Crystallization is important in many aspects of food preparation and storage, as well as in creating and refining the ingredients for foods and household products.
Crystallization is used to purify sugars and fats. It is used to change the texture of things such as ice cream, fondant, fudge, and chocolate. Controlling crystallization is important when freezing foods.
The difference in the way dark chocolate snaps when you break it from the way milk chocolate breaks is due to differences in the way the cocoa butter is crystallized in the two. Chocolate is “tempered” by controlling the heat while it cools, to make a lot of very small crystals. The white bloom that sometimes forms on chocolate that has been stored improperly is a result of changes in the crystals of the cocoa butter from one type of crystal to another.
Ice cream is smooth because its billion or so crystals of ice per liter are on the average only 40 microns across. Over time (if the ice cream in your house ever lasts long enough in the freezer) the crystals grow, and the result is a grainy texture.
When a crystal forms, molecules of a compound arrange themselves in a close periodic order. Molecules of different compounds are either too large or too small, or do not bind to the others in the same way, and are excluded from the crystal. Crystals are thus pure substances, and allowing something to crystallize is a way of purifying it.
Pure substances melt at a definite temperature, as we have discussed earlier. Solids that are not pure crystals, but instead a mixture of different crystals, gradually soften over a range of temperatures instead of melting. By watching the temperature as a substance is heated, we can tell whether it is a pure substance or a mixture, just by watching for a sharp melting point. When a solid like ice melts, the temperature stays constant (at the melting point) until all of it is no longer solid.
Pure cocoa butter melts in a very narrow range between 97° F and 99°F, right at the temperature in your mouth. In your hands, which are colder than the inside of your mouth, dark chocolate does not melt. Contrast this with milk chocolate, which contains a mixture of different fats, and softens over a wider range, so you get sticky fingers.
Cocoa butter contains only three main types of fat (in this case mono-unsaturated triglycerides), while butterfat from milk contains over 400 types. Cocoa butter thus melts at a much sharper temperature point than butterfat does. Knowledge of this can help you when designing recipes where you might want to control the melting point or spreadability of your creation. Cocoa butter is not spreadable, but butterfat is, so adding butterfat will make the coca butter easier to spread on toast or a graham cracker.
Sugar is refined from cane syrup by growing large crystals. The mix of crystals and remaining liquid is separated by spinning the liquid away in a centrifuge, leaving only the crystals. Large crystals do not trap the liquid between them like small crystals do.
Your tongue and palate can detect graininess of sugar crystals as small as 15 microns. For a fondant, caramel, or fudge to feel smooth and creamy, the sugar crystals must be at least that small.
In many foods such as ice cream, chocolate, caramel, fondant, fudge, and even butter and margarine, the size of the crystals is very important to the texture and consistency of the result. Whether the crystals are fats, ice, or sugar, controlling their growth is the key to the recipe.
With ice cream, we stir the mixture constantly as it freezes. The ice crystals form at the edge of the container, and are scraped off and mixed into the more fluid center. The growth of the crystals is affected by the rate of cooling, and the proteins in the milk, which compete with water molecules to surround the growing crystal. In a similar fashion, the lactose crystals in the ice cream are also limited by proteins that coat them and prevent them from joining other nearby lactose crystals. And the crystals of sucrose and lactose and butterfat also help keep the ice crystals from joining together into larger crystals detectable by the tongue.
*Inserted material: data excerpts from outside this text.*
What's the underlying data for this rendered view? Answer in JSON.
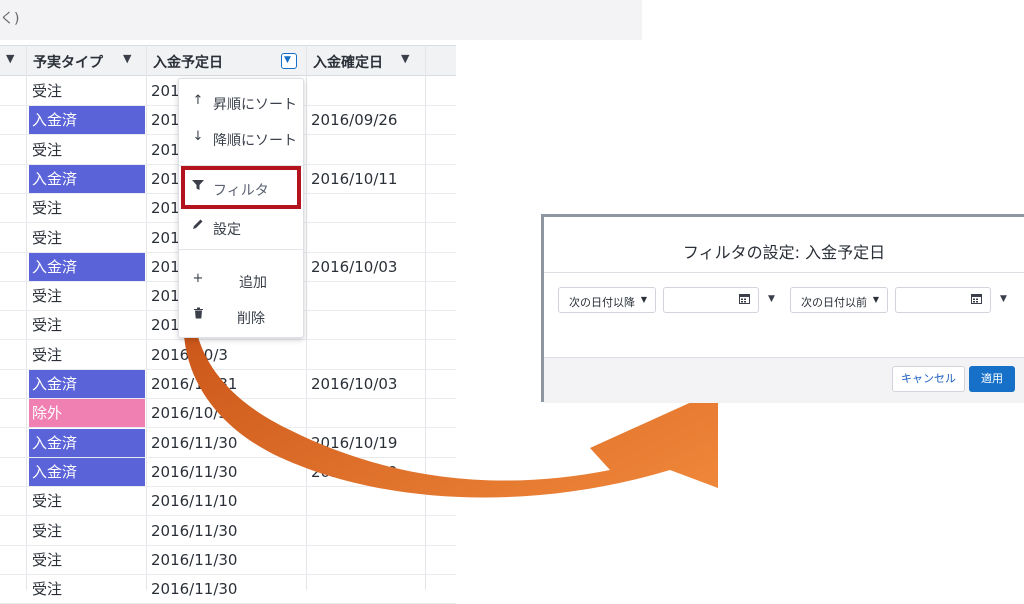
{
  "topbar": {
    "text": "く)"
  },
  "grid": {
    "headers": [
      {
        "label": ""
      },
      {
        "label": "予実タイプ"
      },
      {
        "label": "入金予定日"
      },
      {
        "label": "入金確定日"
      }
    ],
    "rows": [
      {
        "type": "受注",
        "style": "plain",
        "planned": "2016",
        "confirmed": ""
      },
      {
        "type": "入金済",
        "style": "blue",
        "planned": "2016",
        "confirmed": "2016/09/26"
      },
      {
        "type": "受注",
        "style": "plain",
        "planned": "2016",
        "confirmed": ""
      },
      {
        "type": "入金済",
        "style": "blue",
        "planned": "2016",
        "confirmed": "2016/10/11"
      },
      {
        "type": "受注",
        "style": "plain",
        "planned": "2016",
        "confirmed": ""
      },
      {
        "type": "受注",
        "style": "plain",
        "planned": "2016",
        "confirmed": ""
      },
      {
        "type": "入金済",
        "style": "blue",
        "planned": "2016",
        "confirmed": "2016/10/03"
      },
      {
        "type": "受注",
        "style": "plain",
        "planned": "2016",
        "confirmed": ""
      },
      {
        "type": "受注",
        "style": "plain",
        "planned": "2016",
        "confirmed": ""
      },
      {
        "type": "受注",
        "style": "plain",
        "planned": "2016/10/3",
        "confirmed": ""
      },
      {
        "type": "入金済",
        "style": "blue",
        "planned": "2016/10/31",
        "confirmed": "2016/10/03"
      },
      {
        "type": "除外",
        "style": "pink",
        "planned": "2016/10/31",
        "confirmed": ""
      },
      {
        "type": "入金済",
        "style": "blue",
        "planned": "2016/11/30",
        "confirmed": "2016/10/19"
      },
      {
        "type": "入金済",
        "style": "blue",
        "planned": "2016/11/30",
        "confirmed": "2016/10/19"
      },
      {
        "type": "受注",
        "style": "plain",
        "planned": "2016/11/10",
        "confirmed": ""
      },
      {
        "type": "受注",
        "style": "plain",
        "planned": "2016/11/30",
        "confirmed": ""
      },
      {
        "type": "受注",
        "style": "plain",
        "planned": "2016/11/30",
        "confirmed": ""
      },
      {
        "type": "受注",
        "style": "plain",
        "planned": "2016/11/30",
        "confirmed": ""
      }
    ]
  },
  "menu": {
    "items": [
      {
        "label": "昇順にソート",
        "icon": "arrow-up-icon"
      },
      {
        "label": "降順にソート",
        "icon": "arrow-down-icon"
      },
      {
        "label": "フィルタ",
        "icon": "filter-icon"
      },
      {
        "label": "設定",
        "icon": "pencil-icon"
      },
      {
        "label": "追加",
        "icon": "plus-icon"
      },
      {
        "label": "削除",
        "icon": "trash-icon"
      }
    ]
  },
  "dialog": {
    "title": "フィルタの設定: 入金予定日",
    "from_operator": "次の日付以降",
    "to_operator": "次の日付以前",
    "from_date": "",
    "to_date": "",
    "cancel_label": "キャンセル",
    "apply_label": "適用"
  },
  "colors": {
    "paid": "#5b63d8",
    "excluded": "#f07fb2",
    "highlight": "#b3131c",
    "arrow": "#e8762a",
    "primary": "#1670c8"
  }
}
Since the speed of the freezing process is what affects the crystal size the most, making ice cream with liquid nitrogen is an excellent way of keeping the crystals small. One of my favorite recipes (because it is so simple) is short enough to fit into a Twitter post: One gallon half and half, 2 cups sugar, 4 tbsps vanilla. Add 1 gallon liquid nitrogen slowly while stirring. Serves 32. I stir it with a portable electric drill with a paint mixing attachment. The result is very smooth and creamy. (My first attempt used heavy whipping cream and was so disgustingly rich a single scoop was almost too much.)
In chocolate making, the process of tempering the chocolate creates small crystals, as we have mentioned before. The rate of crystal formation is controlled by the rate of cooling. If the crystals are too large, the chocolate is dull and grainy, without the smooth shine of a nice dark chocolate bar. The tempering also controls whether the crystals are in one form (the β(V) form) or in another (the β(VI) form). The first form produces the desired shiny surface, and the second form causes the whitish “fat bloom” we see on chocolate bars that have been stored at too high a temperature. Fat bloom in some recipes is prevented by adding butterfat, which prevents the recrystallization by adding many different types of triglycerides to the mix.